“Dalam 5 tahun terakhir ada gejala Indonesia sedang dalam fase neo-otoritarianisme. Beberapa pihak sudah memastikan gejala-gejala itu dengan bukti-bukti yang sangat kuat,” tuturnya.
Didin menjelaskan bahwa pada era Soekarno yang memainkan isu Nasakom dengan perimbangan kekuasaan antara TNI-AD vs PKI, kemudian Soekarno menciptakan suatu ekosistem hingga MPR ketika itu memutuskan sebagai presiden seumur hidup meski dengan dekrit Soekarno sendiri. Pada era Soeharto menciptakan partai pelopor agar proses pembangunan ekonomi berlanjut dengan industrialisasi tanpa instabilitas politik dengan represi politik domestik. Sejak 2014 Presiden Jokowi tampil dengan program-program nyata dan populis dengan indikasinya parlemen yang pro kekuasaan semula 65 persen menjadi 85 persen pro kekuasaan.
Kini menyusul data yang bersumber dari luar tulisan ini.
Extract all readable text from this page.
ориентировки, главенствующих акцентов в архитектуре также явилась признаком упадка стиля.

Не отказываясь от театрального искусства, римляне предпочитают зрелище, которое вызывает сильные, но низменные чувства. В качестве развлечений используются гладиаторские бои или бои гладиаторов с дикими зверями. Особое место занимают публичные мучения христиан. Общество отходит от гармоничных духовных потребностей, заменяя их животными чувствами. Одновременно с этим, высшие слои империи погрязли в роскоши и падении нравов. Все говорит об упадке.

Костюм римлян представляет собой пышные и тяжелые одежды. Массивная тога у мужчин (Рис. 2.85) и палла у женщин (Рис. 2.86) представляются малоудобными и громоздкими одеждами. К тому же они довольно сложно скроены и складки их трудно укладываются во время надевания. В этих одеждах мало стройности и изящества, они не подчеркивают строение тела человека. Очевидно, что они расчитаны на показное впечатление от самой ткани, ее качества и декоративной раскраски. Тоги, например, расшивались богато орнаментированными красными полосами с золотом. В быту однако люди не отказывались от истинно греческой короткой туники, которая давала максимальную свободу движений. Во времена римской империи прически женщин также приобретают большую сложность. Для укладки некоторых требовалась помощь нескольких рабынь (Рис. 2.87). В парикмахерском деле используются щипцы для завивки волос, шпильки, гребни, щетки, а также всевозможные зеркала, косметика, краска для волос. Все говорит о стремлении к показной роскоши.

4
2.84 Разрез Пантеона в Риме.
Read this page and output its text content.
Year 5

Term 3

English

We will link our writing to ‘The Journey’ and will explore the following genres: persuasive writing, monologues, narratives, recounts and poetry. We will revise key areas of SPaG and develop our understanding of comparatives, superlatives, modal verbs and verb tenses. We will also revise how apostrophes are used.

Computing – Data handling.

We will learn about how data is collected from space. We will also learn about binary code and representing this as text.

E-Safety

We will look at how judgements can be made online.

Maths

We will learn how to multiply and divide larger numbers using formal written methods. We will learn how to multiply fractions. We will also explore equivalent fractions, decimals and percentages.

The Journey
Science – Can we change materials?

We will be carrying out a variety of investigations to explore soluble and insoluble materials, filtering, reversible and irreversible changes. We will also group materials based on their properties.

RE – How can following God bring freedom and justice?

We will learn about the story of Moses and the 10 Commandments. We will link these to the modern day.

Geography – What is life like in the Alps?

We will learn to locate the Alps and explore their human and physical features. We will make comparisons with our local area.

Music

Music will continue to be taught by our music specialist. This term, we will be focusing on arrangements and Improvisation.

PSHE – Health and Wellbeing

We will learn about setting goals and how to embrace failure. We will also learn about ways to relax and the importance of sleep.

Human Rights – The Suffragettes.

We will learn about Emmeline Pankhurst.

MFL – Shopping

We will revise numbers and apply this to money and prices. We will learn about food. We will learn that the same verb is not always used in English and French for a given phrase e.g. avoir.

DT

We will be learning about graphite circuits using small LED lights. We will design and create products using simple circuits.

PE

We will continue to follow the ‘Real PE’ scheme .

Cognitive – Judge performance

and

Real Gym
“Ada banyak mekanisme pelumpuhan check and balance di parlemen dalam mengontrol proses legislasi dan lainnya, sehingga ada 8 Undang-undang yang konon bukan merupakan kepentingan rakyat banyak seperti UU KPK, UU Minerba, UU Ciptaker, UU Kesehatan dan lainnya,” ujar Didin.